I shouted as I pulled out my dive license and slid it on the table."
"That says I might know what the fuck I am talking about. That's why most legit dive companies will not go out into the gulf after December, as the water is fucking pissed off and choppy."
The head of records got up, and lunged at me from across the table. I moved back. Note this happens regularly when someone questions Records anything. Especially If I call her a glorified Librarian.
Not that I was being mean or sexist, but I am an asshole with some pride, and had a dive instructor who showed me why you don't dive in bad water at bad times of the year. Also she started it by saying my feet stunk once.
I suggested we rent out an amusement park for a weekend for the workers and families, instead of shipping out to die. Cause I know for a fact that no one has any kind of maritime experience, except Mr. Joel. Mr. Joel is the fucking man. He was Navy for twenty-five years. I get sparkly eyes of deep respect when he enters the same room as me and speaks.
Mr.Joel agreed with me. Then he grabbed the box of doughnuts that someone brought in, and left on a horse, with fog and mist swirling around him. I wanted to go with him back to Service, where we can sit by a campfire and drink rot gut whiskey and I can listen to all of his stories.
(He did take the doughnuts, and no one cared. There was not a dry crotch in the room after he left. Male or Female. He exudes the right amount of masculinity, and I can safely say if he ordered everyone in that room to his shop on property, naked, no one would refuse.)

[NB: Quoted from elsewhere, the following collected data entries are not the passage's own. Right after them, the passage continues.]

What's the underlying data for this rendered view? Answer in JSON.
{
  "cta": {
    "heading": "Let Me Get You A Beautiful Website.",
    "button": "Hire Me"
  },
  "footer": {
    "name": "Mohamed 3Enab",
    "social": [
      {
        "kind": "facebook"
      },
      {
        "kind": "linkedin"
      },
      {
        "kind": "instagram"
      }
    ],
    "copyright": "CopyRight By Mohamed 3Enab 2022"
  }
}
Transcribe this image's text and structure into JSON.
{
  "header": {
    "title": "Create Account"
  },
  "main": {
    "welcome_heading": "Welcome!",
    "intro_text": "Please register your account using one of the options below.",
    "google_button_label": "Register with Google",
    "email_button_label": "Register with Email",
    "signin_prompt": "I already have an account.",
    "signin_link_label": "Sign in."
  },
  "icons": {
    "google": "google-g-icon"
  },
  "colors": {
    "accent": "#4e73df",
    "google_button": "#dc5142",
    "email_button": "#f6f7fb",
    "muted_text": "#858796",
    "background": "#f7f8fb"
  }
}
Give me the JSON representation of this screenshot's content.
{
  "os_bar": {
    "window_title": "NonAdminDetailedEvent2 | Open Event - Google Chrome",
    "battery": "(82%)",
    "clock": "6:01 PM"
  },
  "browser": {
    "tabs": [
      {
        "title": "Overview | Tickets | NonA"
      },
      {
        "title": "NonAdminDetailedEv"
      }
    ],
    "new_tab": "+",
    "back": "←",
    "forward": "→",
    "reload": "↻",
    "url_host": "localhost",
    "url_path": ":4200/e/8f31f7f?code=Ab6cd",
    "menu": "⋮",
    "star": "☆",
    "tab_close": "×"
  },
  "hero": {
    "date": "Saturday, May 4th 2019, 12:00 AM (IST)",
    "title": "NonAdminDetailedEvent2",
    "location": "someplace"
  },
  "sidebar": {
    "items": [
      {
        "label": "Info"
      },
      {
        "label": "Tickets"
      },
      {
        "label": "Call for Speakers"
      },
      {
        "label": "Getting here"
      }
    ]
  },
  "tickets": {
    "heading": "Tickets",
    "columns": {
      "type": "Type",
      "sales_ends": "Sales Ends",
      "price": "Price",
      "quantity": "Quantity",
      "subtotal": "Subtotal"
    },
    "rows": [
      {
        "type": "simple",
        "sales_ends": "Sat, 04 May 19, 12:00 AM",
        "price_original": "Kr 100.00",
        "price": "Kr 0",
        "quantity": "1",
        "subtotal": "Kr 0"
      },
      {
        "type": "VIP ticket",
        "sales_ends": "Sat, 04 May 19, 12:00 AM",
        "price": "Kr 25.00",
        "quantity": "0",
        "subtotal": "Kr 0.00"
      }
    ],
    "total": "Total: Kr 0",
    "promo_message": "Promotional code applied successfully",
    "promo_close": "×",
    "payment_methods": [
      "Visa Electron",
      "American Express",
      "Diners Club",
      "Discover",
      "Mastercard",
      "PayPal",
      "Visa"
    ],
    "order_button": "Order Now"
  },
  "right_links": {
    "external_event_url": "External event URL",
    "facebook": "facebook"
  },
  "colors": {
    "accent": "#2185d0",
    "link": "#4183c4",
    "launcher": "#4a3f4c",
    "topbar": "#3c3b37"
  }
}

So my idea was written up and taken to the upper management for consideration.
BUT.
HR called me and head of records to her meeting room.

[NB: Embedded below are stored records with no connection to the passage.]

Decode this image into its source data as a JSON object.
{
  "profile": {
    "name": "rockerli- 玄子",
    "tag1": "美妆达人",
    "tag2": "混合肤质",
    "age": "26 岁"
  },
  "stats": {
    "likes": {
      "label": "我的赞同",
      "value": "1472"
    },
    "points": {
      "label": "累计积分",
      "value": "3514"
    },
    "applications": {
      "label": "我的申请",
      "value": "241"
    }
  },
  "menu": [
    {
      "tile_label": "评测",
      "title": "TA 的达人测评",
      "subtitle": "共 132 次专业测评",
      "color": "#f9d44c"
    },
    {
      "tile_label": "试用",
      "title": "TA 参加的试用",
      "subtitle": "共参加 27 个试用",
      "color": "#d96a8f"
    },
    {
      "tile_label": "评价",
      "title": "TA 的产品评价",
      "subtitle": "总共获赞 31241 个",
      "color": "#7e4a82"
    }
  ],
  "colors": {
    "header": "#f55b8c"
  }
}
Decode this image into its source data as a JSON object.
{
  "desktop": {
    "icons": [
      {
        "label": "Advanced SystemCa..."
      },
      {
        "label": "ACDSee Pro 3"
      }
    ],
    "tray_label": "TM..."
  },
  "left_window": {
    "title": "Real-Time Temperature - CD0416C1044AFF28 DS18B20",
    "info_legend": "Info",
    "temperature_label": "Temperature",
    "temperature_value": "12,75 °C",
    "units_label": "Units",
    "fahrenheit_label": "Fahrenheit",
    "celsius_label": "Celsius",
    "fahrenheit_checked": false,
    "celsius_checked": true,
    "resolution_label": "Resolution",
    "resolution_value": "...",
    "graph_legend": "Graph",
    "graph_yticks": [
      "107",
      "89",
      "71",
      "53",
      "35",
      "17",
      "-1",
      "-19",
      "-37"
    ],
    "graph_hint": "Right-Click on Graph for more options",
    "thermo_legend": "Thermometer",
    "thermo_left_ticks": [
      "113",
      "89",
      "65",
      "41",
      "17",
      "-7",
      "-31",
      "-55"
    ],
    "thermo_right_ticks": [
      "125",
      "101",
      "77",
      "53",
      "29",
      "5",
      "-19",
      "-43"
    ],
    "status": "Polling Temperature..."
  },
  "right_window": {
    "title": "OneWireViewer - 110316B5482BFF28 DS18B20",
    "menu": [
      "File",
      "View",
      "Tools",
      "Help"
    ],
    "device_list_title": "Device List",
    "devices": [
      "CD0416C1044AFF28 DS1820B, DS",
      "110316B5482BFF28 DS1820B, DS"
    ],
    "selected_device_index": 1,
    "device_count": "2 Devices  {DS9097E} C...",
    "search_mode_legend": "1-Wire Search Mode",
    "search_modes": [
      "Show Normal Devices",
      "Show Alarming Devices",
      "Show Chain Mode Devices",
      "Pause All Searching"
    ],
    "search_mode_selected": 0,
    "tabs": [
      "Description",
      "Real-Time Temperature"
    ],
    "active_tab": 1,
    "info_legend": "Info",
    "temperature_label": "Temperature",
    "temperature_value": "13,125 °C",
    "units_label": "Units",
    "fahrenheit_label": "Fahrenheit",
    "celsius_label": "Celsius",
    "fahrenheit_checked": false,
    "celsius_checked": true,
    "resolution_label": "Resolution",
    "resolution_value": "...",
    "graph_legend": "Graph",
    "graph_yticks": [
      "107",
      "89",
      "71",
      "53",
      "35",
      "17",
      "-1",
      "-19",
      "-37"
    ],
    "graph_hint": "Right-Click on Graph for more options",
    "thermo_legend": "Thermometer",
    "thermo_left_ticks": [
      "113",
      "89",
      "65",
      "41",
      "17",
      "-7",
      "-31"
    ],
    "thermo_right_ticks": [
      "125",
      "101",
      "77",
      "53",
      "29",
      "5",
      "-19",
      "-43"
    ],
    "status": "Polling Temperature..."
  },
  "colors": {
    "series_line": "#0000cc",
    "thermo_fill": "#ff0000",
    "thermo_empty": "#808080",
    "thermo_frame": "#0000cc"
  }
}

"You both take a seat opposite of each other."
I sat, and she sat.
"You both cannot leave this room until all hatchets are buried and you can act civilly around each other.
Said in Morgan Freeman's voice: "It was at that moment he knew he done fucked up."
1 and a half hours of talking and pleading and almost killing each other later....
We both agreed to play nice, since we had too much coffee and the bathroom is a good walk away.
Things I cannot do anymore:
35. The company does not need a dating consultant, app, or hookup room. You are not a love guru. You will stop trying to rent out your private bathroom for "Nooner's."